В 60-е гг. великий писатель относился к нигилистам и радикалам с подчеркнутой враждебностью, отзвук этих его настроений доносят до нас его антинигилистические пьесы «Зараженное семейство» (1864) и «Нигилист» (1866). Откровенное его возмущение вызвал выстрел Д. В. Каракозова. В 70-е гг. его отношение к революционерам несколько изменилось, он не стал, разумеется, певцом революционной идеи, однако ж равное возмущение у яснополянского старца начинают вызывать действия как борцов с царизмом, так и репрессивных государственных органов, преследующих этих борцов. Толстой считал все усилия революционеров от Пугачева до событий 1 марта 1887 г. «неразумными и недействительными» (вероятно, имея в виду современное звучание слова – недейственными). Однако ж, подобно И. С. Тургеневу, он признает революционный романтизм революционеров-народников, называет их «лучшими, высоконравственными, самоотверженными, добрыми людьми», скорбит о казненных (см.: Толстой. Л. М. Полн. собр. соч. Т. 62, С. 13; Т. 69, С. 128–129; Т. 36, С. 151)… особенно при этом выделяя Софью Перовскую, называя ее «какой-то идейной Жанной д’Арк» (см.: Современник. 1912. № 4).
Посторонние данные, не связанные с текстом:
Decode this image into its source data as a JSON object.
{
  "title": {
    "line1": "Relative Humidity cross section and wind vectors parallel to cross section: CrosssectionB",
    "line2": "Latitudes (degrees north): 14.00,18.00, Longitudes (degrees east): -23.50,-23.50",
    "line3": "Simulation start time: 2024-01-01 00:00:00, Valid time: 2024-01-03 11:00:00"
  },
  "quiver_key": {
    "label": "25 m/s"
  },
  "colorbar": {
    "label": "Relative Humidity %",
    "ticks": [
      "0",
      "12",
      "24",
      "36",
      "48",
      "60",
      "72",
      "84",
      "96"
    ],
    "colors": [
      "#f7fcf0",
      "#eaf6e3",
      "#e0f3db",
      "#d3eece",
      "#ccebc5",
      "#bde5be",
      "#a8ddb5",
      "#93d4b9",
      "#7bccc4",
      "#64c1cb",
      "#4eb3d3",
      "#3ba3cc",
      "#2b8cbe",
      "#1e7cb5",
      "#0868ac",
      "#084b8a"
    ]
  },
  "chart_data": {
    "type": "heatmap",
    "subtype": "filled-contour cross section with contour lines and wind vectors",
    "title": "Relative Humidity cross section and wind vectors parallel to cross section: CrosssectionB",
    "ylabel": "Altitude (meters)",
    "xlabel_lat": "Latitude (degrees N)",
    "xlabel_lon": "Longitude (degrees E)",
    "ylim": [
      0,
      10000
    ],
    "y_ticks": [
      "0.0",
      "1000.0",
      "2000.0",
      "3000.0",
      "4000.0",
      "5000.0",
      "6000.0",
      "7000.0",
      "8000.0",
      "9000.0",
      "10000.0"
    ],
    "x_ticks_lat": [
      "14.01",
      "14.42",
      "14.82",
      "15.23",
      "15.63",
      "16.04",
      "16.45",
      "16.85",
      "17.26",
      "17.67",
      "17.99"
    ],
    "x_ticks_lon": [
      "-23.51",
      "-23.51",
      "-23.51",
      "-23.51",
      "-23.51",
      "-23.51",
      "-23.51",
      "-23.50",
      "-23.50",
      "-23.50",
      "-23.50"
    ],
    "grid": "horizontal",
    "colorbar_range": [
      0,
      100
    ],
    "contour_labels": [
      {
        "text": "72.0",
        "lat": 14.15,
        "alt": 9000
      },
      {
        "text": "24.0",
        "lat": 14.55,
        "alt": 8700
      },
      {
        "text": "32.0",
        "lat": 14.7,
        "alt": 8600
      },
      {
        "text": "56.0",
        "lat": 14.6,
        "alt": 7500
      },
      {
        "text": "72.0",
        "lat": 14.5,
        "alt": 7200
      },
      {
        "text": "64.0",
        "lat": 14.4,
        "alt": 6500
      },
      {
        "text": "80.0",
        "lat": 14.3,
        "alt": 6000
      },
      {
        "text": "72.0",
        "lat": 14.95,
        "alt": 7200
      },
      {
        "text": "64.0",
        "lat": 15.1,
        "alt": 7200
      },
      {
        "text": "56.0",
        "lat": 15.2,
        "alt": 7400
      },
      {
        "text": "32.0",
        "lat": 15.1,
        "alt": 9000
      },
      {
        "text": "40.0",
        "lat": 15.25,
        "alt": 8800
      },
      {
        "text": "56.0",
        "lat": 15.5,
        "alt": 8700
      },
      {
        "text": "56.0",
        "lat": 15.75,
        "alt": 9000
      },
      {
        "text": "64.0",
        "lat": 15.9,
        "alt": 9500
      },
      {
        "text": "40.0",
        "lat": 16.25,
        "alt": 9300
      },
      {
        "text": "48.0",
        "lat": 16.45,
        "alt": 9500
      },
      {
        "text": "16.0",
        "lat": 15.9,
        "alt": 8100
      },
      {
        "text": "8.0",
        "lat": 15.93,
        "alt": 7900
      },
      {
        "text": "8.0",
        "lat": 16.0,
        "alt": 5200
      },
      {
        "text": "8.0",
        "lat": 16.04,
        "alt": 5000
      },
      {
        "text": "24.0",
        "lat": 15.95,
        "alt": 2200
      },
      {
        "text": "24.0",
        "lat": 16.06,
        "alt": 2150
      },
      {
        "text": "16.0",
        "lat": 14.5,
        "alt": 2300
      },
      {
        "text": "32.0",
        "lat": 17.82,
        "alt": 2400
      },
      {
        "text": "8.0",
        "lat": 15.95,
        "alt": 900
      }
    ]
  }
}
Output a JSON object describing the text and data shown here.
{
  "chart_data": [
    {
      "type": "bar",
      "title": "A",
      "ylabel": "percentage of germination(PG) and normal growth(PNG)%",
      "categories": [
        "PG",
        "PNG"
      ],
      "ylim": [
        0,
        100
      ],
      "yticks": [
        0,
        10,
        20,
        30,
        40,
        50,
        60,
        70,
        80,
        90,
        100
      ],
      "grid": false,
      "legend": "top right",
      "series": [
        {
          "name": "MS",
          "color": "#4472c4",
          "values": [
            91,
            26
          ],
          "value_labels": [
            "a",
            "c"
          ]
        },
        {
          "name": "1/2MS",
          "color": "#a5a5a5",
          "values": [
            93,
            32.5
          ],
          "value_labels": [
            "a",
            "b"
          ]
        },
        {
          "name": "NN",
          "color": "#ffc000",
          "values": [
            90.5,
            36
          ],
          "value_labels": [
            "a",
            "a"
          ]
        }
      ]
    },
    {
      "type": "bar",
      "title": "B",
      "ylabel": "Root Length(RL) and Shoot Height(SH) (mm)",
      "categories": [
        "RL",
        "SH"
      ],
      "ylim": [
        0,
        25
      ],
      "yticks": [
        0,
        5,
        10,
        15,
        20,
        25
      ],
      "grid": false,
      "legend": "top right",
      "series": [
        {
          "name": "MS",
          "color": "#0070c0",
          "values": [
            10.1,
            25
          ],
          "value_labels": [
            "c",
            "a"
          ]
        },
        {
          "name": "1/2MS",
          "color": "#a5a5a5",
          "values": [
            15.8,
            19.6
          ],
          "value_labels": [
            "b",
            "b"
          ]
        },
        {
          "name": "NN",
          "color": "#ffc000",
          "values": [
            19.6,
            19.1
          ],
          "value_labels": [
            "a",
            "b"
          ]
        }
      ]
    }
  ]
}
Драму Л. Н. Толстого верно почувствовал Н. А. Троицкий в книге «Царизм под судом прогрессивной общественности. 1866–1895 гг.» (М., 1979). Вместе с его предыдущей книгой «Безумство храбрых» (М., 1978) она составляет обстоятельное исследование политических процессов в России во второй половине XIX в, и отражения их в общественной жизни страны. Выступая в традициях марксистской историографии, автор изначально рассматривает царизм как зло, а любое ему сопротивление – как благо; читатель может соглашаться с ученым, спорить с ним, но вот факты, приводимые им в третьей главе монографии «Политические процессы и русское общество», должен принять с благодарностью. Н. А. Троицкий проделал огромную, для историка не совсем привычную работу, связанную с анализом не только революционного процесса, но и материалов, свидетельствующих о своеобразном преломлении политической борьбы в общественном мнении, в культурной жизни, в произведениях литературы и искусства, в воззрениях деятелей науки и т. д. Некоторые примеры, особенно связанные с малоизвестными произведениями искусства второй половины XIX в., мы приводим в этом очерке, рекомендуя читателю обратиться и к самой монографии. Так вот, размышляя над изменениями, происшедшими в мировоззрении великого писателя, историк отмечает, что в 70-е гг. Толстой подходит к анализу и восприятию политических процессов как важной и болезненной национальной проблемы. Он не только скорбел о жертвах политических процессов, но и готов был оправдать ими «неразумное» в принципе революционное насилие. Так, узнав подробности казни группы революционеров, он воскликнул: «Как же после этого не быть 1-му марта?» (Сочинения, Т. 63, С. 67; Т. 90, С. 308).